Threat Inbox
The Threat Inbox is where email detections land. This section explains how the risk score is produced, what the threshold bands mean, and how to report a false positive.
How scoring works
Every scanned email gets a single risk score from 0 to 100. That score is produced by an ensemble that fuses several signals in one place:
- The machine-learning email model (a three-component ensemble: a transformer text classifier, a TF-IDF + LinearSVC classifier, and a deterministic rule engine).
- Email-header analysis (SPF/authentication, reply-to mismatches).
- URL-threat analysis on links found in the message.
- Vendor-impersonation, "boss scam"/executive-impersonation, and fake-government-notice signals.
Strong signals apply "floors" and "boosts" that raise the score — for example, a suspicious header can force the score to a high floor, while a URL threat boosts it. A trusted/known-good sender domain applies a downward modifier. The fused number is then banded (below).
Threshold bands
The canonical risk banding (0–100 scale) is:
| Band | Score | Meaning |
|---|---|---|
| Low | ≤ 30 | Safe |
| Medium | 31–60 | Caution |
| High | > 60 | Danger |
Two things happen at specific scores in the email pipeline:
- ≥ 60 — the detection is persisted as a
Threatand Gmail labels are applied. - Email threat alerts use their own thresholds: a score ≥ 50 creates an alert; a score ≥ 75 creates an alert *and* sends you a warning email. Anything below 50, or anything classified as Legitimate (CAT-08), never raises an alert.
Fraud categories
Detections are tagged with a category code. The backend recognises:
| Code | Category |
|---|---|
| CAT-01 | GSTN impersonation |
| CAT-02 | UPI fraud |
| CAT-03 | Digital arrest scam |
| CAT-04 | Income-tax impersonation |
| CAT-05 | Fake loan / KYC |
| CAT-06 | Lottery / prize scam |
| CAT-07 | Job-offer scam |
| CAT-08 | Legitimate |
| CAT-09 | Investment / stock-tip fraud |
| CAT-10 | Boss scam / executive impersonation |
| CAT-11 | Fake government notice |
Note: The backend models cover categories through CAT-11. The customer portal's display map currently labels codes through CAT-09, so CAT-10 and CAT-11 may appear with their raw code in some portal views until the display map is extended.
Threat statuses
A threat moves through these statuses: detected (new), reviewed, confirmed, and false_positive. Updating the status stamps a resolution time.

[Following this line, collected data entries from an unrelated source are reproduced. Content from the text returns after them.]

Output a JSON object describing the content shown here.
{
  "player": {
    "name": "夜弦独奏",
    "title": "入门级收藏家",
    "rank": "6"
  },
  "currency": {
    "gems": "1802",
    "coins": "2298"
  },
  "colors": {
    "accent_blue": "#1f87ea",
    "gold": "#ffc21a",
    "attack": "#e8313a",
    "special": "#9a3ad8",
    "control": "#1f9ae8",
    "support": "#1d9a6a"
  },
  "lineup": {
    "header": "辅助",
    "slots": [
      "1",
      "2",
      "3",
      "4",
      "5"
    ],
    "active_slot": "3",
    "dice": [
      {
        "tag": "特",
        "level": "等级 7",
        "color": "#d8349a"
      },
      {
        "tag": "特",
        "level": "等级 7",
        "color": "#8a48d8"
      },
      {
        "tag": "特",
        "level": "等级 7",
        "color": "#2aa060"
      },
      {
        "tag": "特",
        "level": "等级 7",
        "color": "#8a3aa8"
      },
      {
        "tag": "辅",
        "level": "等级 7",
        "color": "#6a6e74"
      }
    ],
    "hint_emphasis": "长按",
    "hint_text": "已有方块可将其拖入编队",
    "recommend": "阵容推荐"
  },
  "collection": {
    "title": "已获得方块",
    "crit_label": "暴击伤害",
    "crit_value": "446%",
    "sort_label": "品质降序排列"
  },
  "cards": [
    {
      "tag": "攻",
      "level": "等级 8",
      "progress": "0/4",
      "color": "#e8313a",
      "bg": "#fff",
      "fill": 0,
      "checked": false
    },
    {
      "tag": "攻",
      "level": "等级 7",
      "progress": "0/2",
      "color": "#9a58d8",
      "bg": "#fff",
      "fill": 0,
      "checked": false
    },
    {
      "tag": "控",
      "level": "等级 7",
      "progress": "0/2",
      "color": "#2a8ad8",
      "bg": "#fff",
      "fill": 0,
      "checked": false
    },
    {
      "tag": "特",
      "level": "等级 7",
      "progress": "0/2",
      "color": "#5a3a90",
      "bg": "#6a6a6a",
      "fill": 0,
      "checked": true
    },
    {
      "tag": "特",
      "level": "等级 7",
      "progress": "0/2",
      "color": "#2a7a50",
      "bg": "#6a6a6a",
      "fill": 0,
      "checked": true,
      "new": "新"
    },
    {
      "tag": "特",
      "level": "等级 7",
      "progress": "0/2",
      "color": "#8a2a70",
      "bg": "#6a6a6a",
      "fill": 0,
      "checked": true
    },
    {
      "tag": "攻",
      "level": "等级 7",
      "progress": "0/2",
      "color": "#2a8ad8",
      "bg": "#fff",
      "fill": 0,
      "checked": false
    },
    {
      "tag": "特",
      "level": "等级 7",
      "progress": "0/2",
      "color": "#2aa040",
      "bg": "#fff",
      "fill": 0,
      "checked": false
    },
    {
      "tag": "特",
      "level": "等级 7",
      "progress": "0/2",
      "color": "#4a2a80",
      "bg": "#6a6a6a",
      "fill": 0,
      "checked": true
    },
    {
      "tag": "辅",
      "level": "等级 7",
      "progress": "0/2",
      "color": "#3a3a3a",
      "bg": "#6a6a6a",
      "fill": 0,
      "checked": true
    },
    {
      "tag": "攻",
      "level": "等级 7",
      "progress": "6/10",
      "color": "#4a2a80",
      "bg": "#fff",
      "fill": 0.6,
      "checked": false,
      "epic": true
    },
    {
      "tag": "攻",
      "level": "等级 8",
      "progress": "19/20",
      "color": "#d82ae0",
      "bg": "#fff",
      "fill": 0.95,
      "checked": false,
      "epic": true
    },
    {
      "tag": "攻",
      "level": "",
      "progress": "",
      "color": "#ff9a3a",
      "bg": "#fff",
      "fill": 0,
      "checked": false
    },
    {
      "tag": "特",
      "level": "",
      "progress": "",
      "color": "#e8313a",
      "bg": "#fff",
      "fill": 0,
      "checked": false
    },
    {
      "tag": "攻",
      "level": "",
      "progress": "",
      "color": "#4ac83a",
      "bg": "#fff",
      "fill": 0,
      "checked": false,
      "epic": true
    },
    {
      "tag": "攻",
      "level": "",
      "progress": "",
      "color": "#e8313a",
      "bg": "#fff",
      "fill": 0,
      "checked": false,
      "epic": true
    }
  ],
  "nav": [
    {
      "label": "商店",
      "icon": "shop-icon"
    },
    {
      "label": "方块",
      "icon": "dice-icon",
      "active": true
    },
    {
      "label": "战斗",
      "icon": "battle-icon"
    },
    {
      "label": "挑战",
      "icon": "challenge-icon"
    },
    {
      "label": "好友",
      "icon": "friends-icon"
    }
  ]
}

Reporting a false positive
If a detection is wrong, report it — this both corrects your inbox and improves the model:
- Open the threat and submit feedback. Accepted values are confirmed (it really was a threat) or false positive; you can also mark a threat unsure.

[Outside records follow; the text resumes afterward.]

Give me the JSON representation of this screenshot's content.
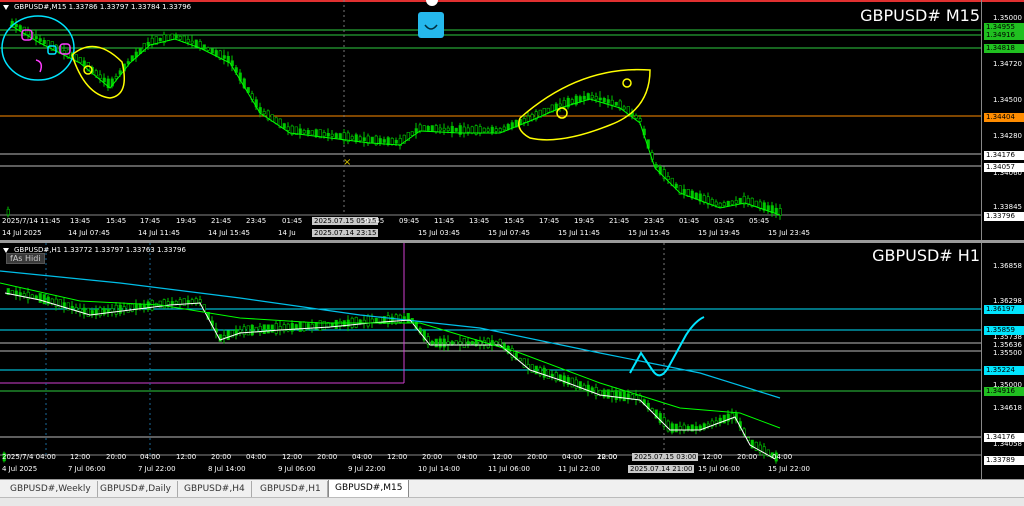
{
  "top_chart": {
    "info": "GBPUSD#,M15  1.33786 1.33797 1.33784 1.33796",
    "title": "GBPUSD# M15",
    "price_labels": [
      "1.35000",
      "1.34955",
      "1.34916",
      "1.34818",
      "1.34720",
      "1.34500",
      "1.34404",
      "1.34280",
      "1.34176",
      "1.34060",
      "1.34057",
      "1.33845",
      "1.33796"
    ],
    "tags": {
      "green1": "1.34955",
      "green2": "1.34916",
      "green3": "1.34818",
      "orange": "1.34404",
      "white1": "1.34176",
      "white2": "1.34057",
      "last": "1.33796"
    },
    "time_row1": [
      "2025/7/14 11:45",
      "13:45",
      "15:45",
      "17:45",
      "19:45",
      "21:45",
      "23:45",
      "01:45",
      "2025.07.15 05:15",
      "07:45",
      "09:45",
      "11:45",
      "13:45",
      "15:45",
      "17:45",
      "19:45",
      "21:45",
      "23:45",
      "01:45",
      "03:45",
      "05:45"
    ],
    "time_row2": [
      "14 Jul 2025",
      "14 Jul 07:45",
      "14 Jul 11:45",
      "14 Jul 15:45",
      "14 Ju",
      "2025.07.14 23:15",
      "15 Jul 03:45",
      "15 Jul 07:45",
      "15 Jul 11:45",
      "15 Jul 15:45",
      "15 Jul 19:45",
      "15 Jul 23:45"
    ]
  },
  "bottom_chart": {
    "info": "GBPUSD#,H1  1.33772 1.33797 1.33763 1.33796",
    "title": "GBPUSD# H1",
    "indicator_label": "fAs Hidi",
    "price_labels": [
      "1.36858",
      "1.36298",
      "1.36197",
      "1.35859",
      "1.35738",
      "1.35636",
      "1.35500",
      "1.35224",
      "1.35000",
      "1.34916",
      "1.34618",
      "1.34176",
      "1.34058",
      "1.33789"
    ],
    "tags": {
      "cyan1": "1.36197",
      "cyan2": "1.35859",
      "cyan3": "1.35224",
      "green": "1.34916",
      "white": "1.34176",
      "last": "1.33789"
    },
    "time_row1": [
      "2025/7/4 04:00",
      "12:00",
      "20:00",
      "04:00",
      "12:00",
      "20:00",
      "04:00",
      "12:00",
      "20:00",
      "04:00",
      "12:00",
      "20:00",
      "04:00",
      "12:00",
      "20:00",
      "04:00",
      "12:00",
      "20:00",
      "2025.07.15 03:00",
      "12:00",
      "20:00",
      "04:00"
    ],
    "time_row2": [
      "4 Jul 2025",
      "7 Jul 06:00",
      "7 Jul 22:00",
      "8 Jul 14:00",
      "9 Jul 06:00",
      "9 Jul 22:00",
      "10 Jul 14:00",
      "11 Jul 06:00",
      "11 Jul 22:00",
      "2025.07.14 21:00",
      "15 Jul 06:00",
      "15 Jul 22:00"
    ]
  },
  "tabs": [
    "GBPUSD#,Weekly",
    "GBPUSD#,Daily",
    "GBPUSD#,H4",
    "GBPUSD#,H1",
    "GBPUSD#,M15"
  ],
  "active_tab": "GBPUSD#,M15",
  "colors": {
    "candle": "#00c800",
    "ma_green": "#00ff00",
    "ma_cyan": "#00bfe8",
    "h_green": "#2ecc40",
    "h_orange": "#ff8c00",
    "h_cyan": "#00e5ff",
    "annot_yellow": "#ffff00",
    "annot_cyan": "#00e5ff",
    "annot_magenta": "#ff3cff",
    "top_border": "#e03030"
  }
}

- Your feedback is recorded and the threat's status/label is updated to match.
- In the background, ScamShield AI creates a DPDP-safe training record — it stores only a short subject snippet, the sender's domain, the predicted category and score, and your correct label. No message body or PII is kept.
How feedback improves detection
A nightly job retrains Component B (the TF-IDF + LinearSVC classifier) from accumulated feedback. It only runs when there are at least 10 new feedback records since the last run. The transformer model (Component A) is not retrained this way. Each retrain is logged as a run you can audit.
Note: Feedback improves the classical classifier over time; it is not an instant allow/deny list. To immediately stop flagging a known-good sender, use trusted-sender / trusted-vendor settings where available.